Slithery D on Health Care
A couple of weeks ago I read a comment on some other blog bitching about how health insurers won't pay for preexisting conditions. I'd mentally written a scathing rejoinder before I realized the next three comments already explained that, duh, it's insurance against risk, not a discount program to make other people pay for your problems. If it's not a suprise, it's not the insurers' responsibility.
Two problems I have here, and as I have to get ready for my interview, I'll be brief.

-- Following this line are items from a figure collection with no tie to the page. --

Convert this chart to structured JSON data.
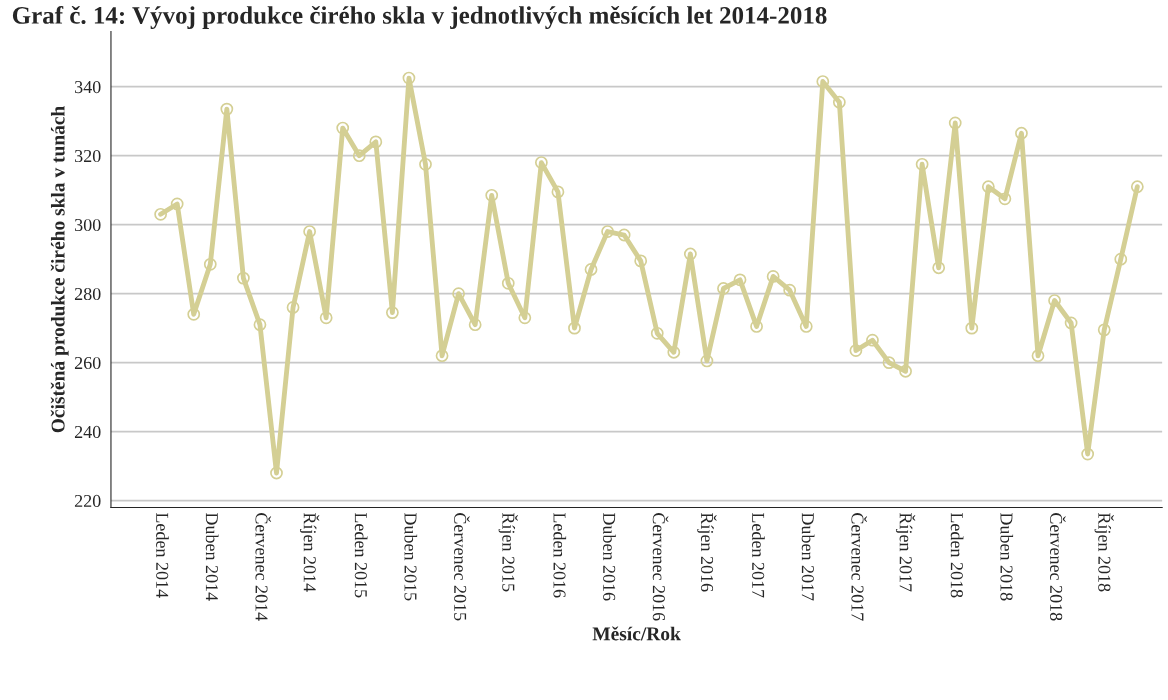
{
  "chart_data": {
    "type": "line",
    "title": "Graf č. 14: Vývoj produkce čirého skla v jednotlivých měsících let 2014-2018",
    "xlabel": "Měsíc/Rok",
    "ylabel": "Očištěná produkce čirého skla v tunách",
    "categories": [
      "Leden 2014",
      null,
      null,
      "Duben 2014",
      null,
      null,
      "Červenec 2014",
      null,
      null,
      "Říjen 2014",
      null,
      null,
      "Leden 2015",
      null,
      null,
      "Duben 2015",
      null,
      null,
      "Červenec 2015",
      null,
      null,
      "Říjen 2015",
      null,
      null,
      "Leden 2016",
      null,
      null,
      "Duben 2016",
      null,
      null,
      "Červenec 2016",
      null,
      null,
      "Říjen 2016",
      null,
      null,
      "Leden 2017",
      null,
      null,
      "Duben 2017",
      null,
      null,
      "Červenec 2017",
      null,
      null,
      "Říjen 2017",
      null,
      null,
      "Leden 2018",
      null,
      null,
      "Duben 2018",
      null,
      null,
      "Červenec 2018",
      null,
      null,
      "Říjen 2018",
      null,
      null
    ],
    "series": [
      {
        "color": "#d4cf94",
        "values": [
          303,
          306,
          274,
          288.5,
          333.5,
          284.5,
          271,
          228,
          276,
          298,
          273,
          328,
          320,
          324,
          274.5,
          342.5,
          317.5,
          262,
          280,
          271,
          308.5,
          283,
          273,
          318,
          309.5,
          270,
          287,
          298,
          297,
          289.5,
          268.5,
          263,
          291.5,
          260.5,
          281.5,
          284,
          270.5,
          285,
          281,
          270.5,
          341.5,
          335.5,
          263.5,
          266.5,
          260,
          257.5,
          317.5,
          287.5,
          329.5,
          270,
          311,
          307.5,
          326.5,
          262,
          278,
          271.5,
          233.5,
          269.5,
          290,
          311
        ]
      }
    ],
    "ylim": [
      218,
      356
    ],
    "yticks": [
      220,
      240,
      260,
      280,
      300,
      320,
      340
    ],
    "grid": "y",
    "marker": "circle",
    "line_style": "solid",
    "legend": false
  }
}
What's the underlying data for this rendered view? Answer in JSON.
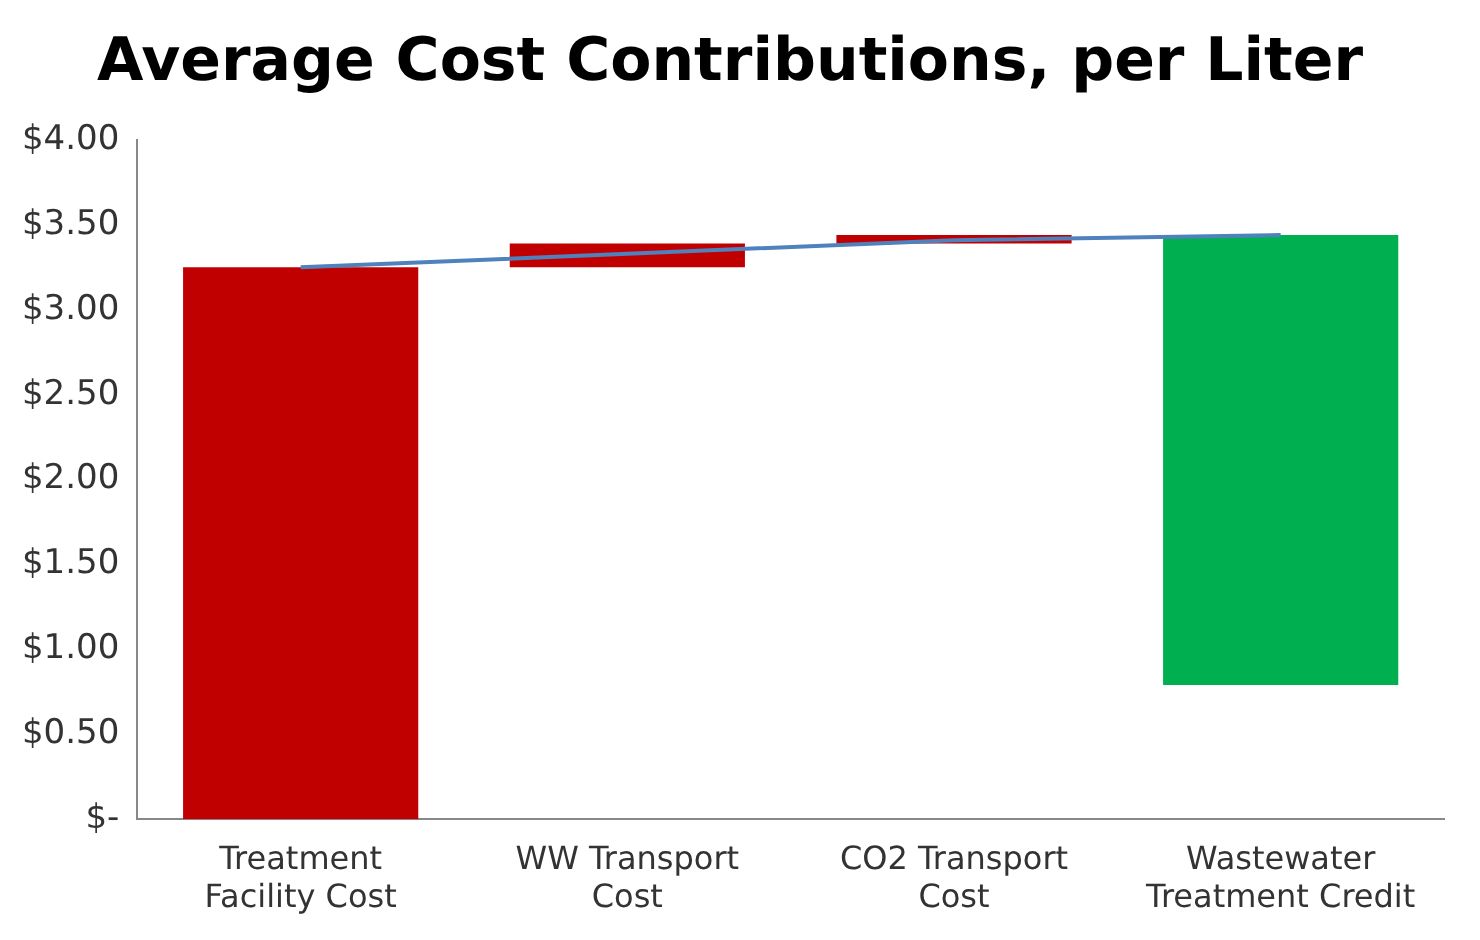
{
  "chart_data": {
    "type": "bar",
    "title": "Average Cost Contributions, per Liter",
    "categories": [
      "Treatment Facility Cost",
      "WW Transport Cost",
      "CO2 Transport Cost",
      "Wastewater Treatment Credit"
    ],
    "series": [
      {
        "values": [
          3.25,
          0.14,
          0.05,
          -2.65
        ],
        "base": [
          0,
          3.25,
          3.39,
          3.44
        ],
        "colors": [
          "#c00000",
          "#c00000",
          "#c00000",
          "#00b050"
        ]
      },
      {
        "type": "line",
        "values": [
          3.25,
          3.33,
          3.41,
          3.44
        ],
        "color": "#4f81bd"
      }
    ],
    "ylim": [
      0,
      4
    ],
    "yticks": [
      {
        "value": 0,
        "label": "$-"
      },
      {
        "value": 0.5,
        "label": "$0.50"
      },
      {
        "value": 1,
        "label": "$1.00"
      },
      {
        "value": 1.5,
        "label": "$1.50"
      },
      {
        "value": 2,
        "label": "$2.00"
      },
      {
        "value": 2.5,
        "label": "$2.50"
      },
      {
        "value": 3,
        "label": "$3.00"
      },
      {
        "value": 3.5,
        "label": "$3.50"
      },
      {
        "value": 4,
        "label": "$4.00"
      }
    ],
    "grid": false,
    "legend": false,
    "marker": "none"
  }
}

First, we should view health insurance as a discount program (unlike other types of insurance). That's because we principally bargain for health insurance coverage in large groups. We do this because it benefits all the parties. For the employees, some will get seriously ill or injured, but we don't usually know who when we initiate the insurance. All the employees get a better price by spreading the risk. The insurance company benefits because it too doesn't know which individuals will get sick, but it gets to spread an essentially unpredictable risk. It also gains access to a larger pool of insured than it would otherwise. The employer benefits because no matter which employee gets sick, she can get care and return to work with minimum disruption.
Second, assuming we accept the premise that insurers shouldn't cover preexisting conditions, they often refuse to provide insurance to people that have preexisting conditions altogether. This is a problem because when these people get sick or injured, from their preexisting condition or otherwise, we all end up subsidizing the risk anyway. When hospitals have to write off a bunch of charity care, you don't think they raise the prices for everyone else to recoup their loss?
A diabetic gets a new job, and his insurance won't cover his diabetic care for the first 6 months. With all the accoutrements of treating diabetes, a person could have substantial difficulties paying to maintain his health for six months. Instead of us discounting his care over a large group and paying the modest (to the group) cost, we end up paying the much higher costs if he gets hospitalized because he ran out of insulin and went into shock.
I may revisit this later, but if I don't go shower right now, I'll be late.